I posted earlier today about a lovely evening we had yesterday with our current and former housemates. Upon reflection later today however, a couple of points in the conversation have raised my dander. Two different people we met for the very first time last night learned we are Americans and immediately commented on international political topics.
Situation number one:
Oh, you’re from America? That’s nice. I was just in the U.S. for the first time earlier this year. Can you believe I had to go through immigration and reclaim my luggage and re-check in to my flight to continue on my itinerary to Panama? It was a major pain!
Situation number two:
Do I detect a bit of an accent? American perhaps? Yes, I thought so. You know they killed those German hostages in Afghanistan. It’s been confirmed.
For reference, Mr. #2 was talking about this story. I had only a vague recollection of the issue; I’m not sure how well informed I am compared to other Americans living overseas. Has this story made news in the USA at all?
Fortunately after the awkwardness that initially followed both situations, I didn’t feel attacked or otherwise singled out, and the rest of the evening was quite enjoyable (to give you an idea, I slept in until almost 10 a.m., and I’m always out of bed by 7:30 — even on Sundays!). I just wish that when we identify our nationality, the first association people make would change from war and terrorism and President Bush and energy consumption to something
- I’d rather talk about, and
- that doesn’t make me feel like I’m supposed to offer an explanation or apology.

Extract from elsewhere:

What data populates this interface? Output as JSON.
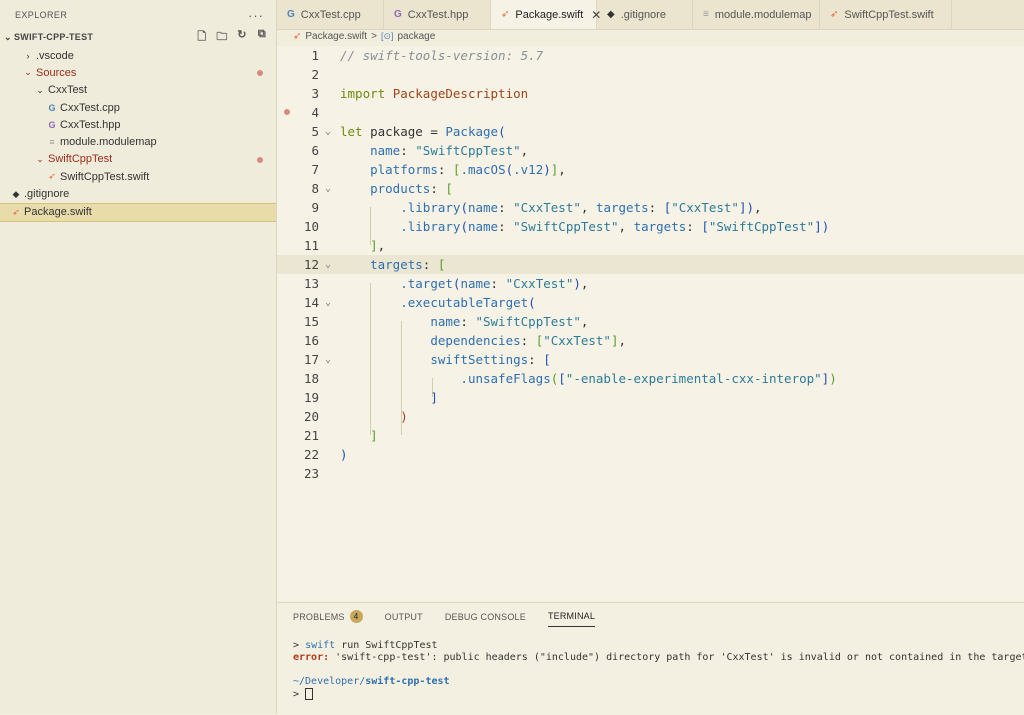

Sometimes I want to turn around and ask them if they knew anyone who’d ever been trapped aboard a hijacked plane or right in the middle of enjoying a nice morning cup of coffee (admittedly, the coffee’s better here) when one of said planes makes an unscheduled stop. Or if they could imagine what it’s like to represent a country whose leader was not their choice and whose actions had a deep and lasting impact on their national reputation. How about it, deutsche Freunde? Wouldn’t that be a bitter pill to swallow?